NASA seeks FAMU students for recruitment


A NASA official said Florida A&M’s students are ideal for internships, fellowships and scholarships at the agency.

“We have some great students that come from here,” said Josephine Pereira, recruitment manager for Nassau County Space Center and Pathways Internship program.

Deonte and Gerard [former FAMU graduates working at NASA] are doing well. When that happens, managers say, “I need more students like that. When somebody is doing well, we keep coming back to that school.”

For more than two years, NASA has offered co-op programs such as its Pathways Internship Employment Program (IEP) for interested students and college graduates.

Every seat was filled and people were standing as students and faculty gathered in the President’s Dining Room Tuesday to meet with NASA employees for an informal question and answer reception. The meeting was one day out of a weeklong campus event to recruit FAMU students.

Once the reception began, a panel of guest speakers who were FAMU alumni discussed their journey from college graduates to a career working for NASA.

“I’m a supervisor and really enjoy my job,” said Gina Henderson, Ph.D., a branch chief in the systems engineering division at NASA and the first graduate with a master’s degree from FAMU’s engineering school. “You can get high on the branch chain and still get to interact with other engineers.”

After twenty years, Henderson is now at the peak of her career at NASA and plans to continue the momentum, although people usually retire at 30 years she said.

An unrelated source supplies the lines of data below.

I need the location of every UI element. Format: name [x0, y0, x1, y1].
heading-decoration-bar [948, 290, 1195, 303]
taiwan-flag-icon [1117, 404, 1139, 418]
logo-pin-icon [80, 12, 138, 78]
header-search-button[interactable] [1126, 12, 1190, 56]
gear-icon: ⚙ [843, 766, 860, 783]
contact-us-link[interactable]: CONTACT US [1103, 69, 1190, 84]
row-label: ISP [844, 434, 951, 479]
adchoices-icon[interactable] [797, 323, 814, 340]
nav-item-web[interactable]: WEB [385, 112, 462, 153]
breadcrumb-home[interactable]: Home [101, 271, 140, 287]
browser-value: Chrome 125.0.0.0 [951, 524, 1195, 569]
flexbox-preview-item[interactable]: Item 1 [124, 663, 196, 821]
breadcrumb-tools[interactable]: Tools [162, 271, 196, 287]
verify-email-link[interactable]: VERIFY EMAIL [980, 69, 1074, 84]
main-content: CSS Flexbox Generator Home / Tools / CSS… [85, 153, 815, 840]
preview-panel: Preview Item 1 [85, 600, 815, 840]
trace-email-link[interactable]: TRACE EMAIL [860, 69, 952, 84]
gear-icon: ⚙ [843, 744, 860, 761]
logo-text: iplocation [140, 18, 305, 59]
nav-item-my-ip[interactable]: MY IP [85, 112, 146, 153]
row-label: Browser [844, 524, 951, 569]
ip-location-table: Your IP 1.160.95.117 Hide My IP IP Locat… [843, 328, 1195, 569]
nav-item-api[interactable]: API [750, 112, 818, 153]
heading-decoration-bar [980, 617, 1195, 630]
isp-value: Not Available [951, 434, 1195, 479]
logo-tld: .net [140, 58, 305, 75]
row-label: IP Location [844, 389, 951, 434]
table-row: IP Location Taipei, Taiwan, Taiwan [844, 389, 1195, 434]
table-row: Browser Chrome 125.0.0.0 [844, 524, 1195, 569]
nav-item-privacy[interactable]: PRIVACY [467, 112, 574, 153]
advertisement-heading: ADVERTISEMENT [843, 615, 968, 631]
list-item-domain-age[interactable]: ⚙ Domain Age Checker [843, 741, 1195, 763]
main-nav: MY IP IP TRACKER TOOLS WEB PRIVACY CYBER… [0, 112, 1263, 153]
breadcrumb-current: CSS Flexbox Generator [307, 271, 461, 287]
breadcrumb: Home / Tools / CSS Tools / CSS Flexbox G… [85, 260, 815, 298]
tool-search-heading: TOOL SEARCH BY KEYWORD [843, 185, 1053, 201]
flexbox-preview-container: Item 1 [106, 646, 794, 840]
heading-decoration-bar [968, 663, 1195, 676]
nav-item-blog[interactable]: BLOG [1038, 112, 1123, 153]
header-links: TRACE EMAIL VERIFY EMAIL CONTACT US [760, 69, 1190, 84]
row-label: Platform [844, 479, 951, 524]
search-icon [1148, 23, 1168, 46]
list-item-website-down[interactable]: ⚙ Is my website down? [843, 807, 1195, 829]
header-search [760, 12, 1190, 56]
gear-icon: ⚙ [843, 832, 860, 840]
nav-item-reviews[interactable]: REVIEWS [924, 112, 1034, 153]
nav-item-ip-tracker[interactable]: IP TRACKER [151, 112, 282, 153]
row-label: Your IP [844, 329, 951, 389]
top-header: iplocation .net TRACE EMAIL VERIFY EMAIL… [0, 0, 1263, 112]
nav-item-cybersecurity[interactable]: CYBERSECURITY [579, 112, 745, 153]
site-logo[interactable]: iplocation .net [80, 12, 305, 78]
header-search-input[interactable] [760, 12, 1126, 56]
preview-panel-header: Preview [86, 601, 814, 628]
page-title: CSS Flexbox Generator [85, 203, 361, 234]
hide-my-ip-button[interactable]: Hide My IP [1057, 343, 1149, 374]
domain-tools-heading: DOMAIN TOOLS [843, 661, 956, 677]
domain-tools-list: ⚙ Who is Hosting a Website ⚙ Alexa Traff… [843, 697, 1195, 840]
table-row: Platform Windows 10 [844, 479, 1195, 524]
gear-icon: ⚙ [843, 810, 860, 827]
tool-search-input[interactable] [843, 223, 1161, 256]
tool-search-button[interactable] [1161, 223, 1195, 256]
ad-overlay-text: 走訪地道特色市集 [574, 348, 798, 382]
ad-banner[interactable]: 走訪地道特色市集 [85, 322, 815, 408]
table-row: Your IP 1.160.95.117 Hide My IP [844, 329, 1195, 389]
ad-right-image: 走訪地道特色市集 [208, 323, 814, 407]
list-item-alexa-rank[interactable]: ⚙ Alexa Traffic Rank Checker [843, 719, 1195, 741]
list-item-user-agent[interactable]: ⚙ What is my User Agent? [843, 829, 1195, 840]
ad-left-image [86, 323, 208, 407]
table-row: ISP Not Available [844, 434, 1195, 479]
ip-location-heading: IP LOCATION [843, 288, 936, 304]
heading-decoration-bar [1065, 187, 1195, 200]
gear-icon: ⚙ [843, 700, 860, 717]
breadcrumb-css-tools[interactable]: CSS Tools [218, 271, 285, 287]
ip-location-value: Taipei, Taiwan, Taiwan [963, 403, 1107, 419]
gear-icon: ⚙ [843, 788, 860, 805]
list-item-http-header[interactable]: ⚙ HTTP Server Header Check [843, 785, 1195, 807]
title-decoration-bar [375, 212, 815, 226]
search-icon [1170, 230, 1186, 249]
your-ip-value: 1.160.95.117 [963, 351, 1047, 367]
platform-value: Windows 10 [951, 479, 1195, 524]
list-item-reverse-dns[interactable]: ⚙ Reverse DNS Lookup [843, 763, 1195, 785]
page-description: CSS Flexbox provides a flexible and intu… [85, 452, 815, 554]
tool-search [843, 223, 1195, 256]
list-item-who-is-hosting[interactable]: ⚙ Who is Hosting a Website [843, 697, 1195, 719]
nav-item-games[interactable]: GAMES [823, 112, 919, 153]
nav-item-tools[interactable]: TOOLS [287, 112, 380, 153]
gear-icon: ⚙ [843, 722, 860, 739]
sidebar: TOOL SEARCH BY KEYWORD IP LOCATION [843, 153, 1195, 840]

Amber Ervin, a third-year computer science student from Miami, interned at the Kennedy Space Center through the Solar Program and said actually working at the workforce was her best experience.

“At NASA you learn a lot,” Ervin said. “We were able to go into the astronaut quarters where we got to meet astronauts and go into the PAB, Physical Assembly Building, where they make the shuttles and the rockets.”

Deonte Carpenter, a marketing specialist at NASA and former marketing major at FAMU, encouraged students to expand on NASA’s Solar Program initiatives because he believes in building generational wealth among college students who struggled financially and mentally with goals of a successful career after graduating like he did.

”Ever since I stepped foot on this campus, I had to work hard with three jobs,” Carpenter said. “I was in the band, SBI and it was difficult to balance all of that. When I have children, I want it to better for them so they can launch themselves from my success. I don’t want to be rich, but I want to be wealthy, and NASA is helping me do that.”

The majority of students who attended the event were from business and engineering schools, but Carpenter said NASA affords unique opportunities to students in a wide range of majors.

“It doesn’t matter if you’re a budget analyst, a photographer or a carpenter,” Carpenter said. “Everything you do at your job affects somebody else’s job, which affect the mission.”

The goal of NASA’s co-op programs is to initiate and produce the best students once they complete the program.

“We want your professors to say, ‘Wow, that NASA experience really did make her a better student,’” Pereira said.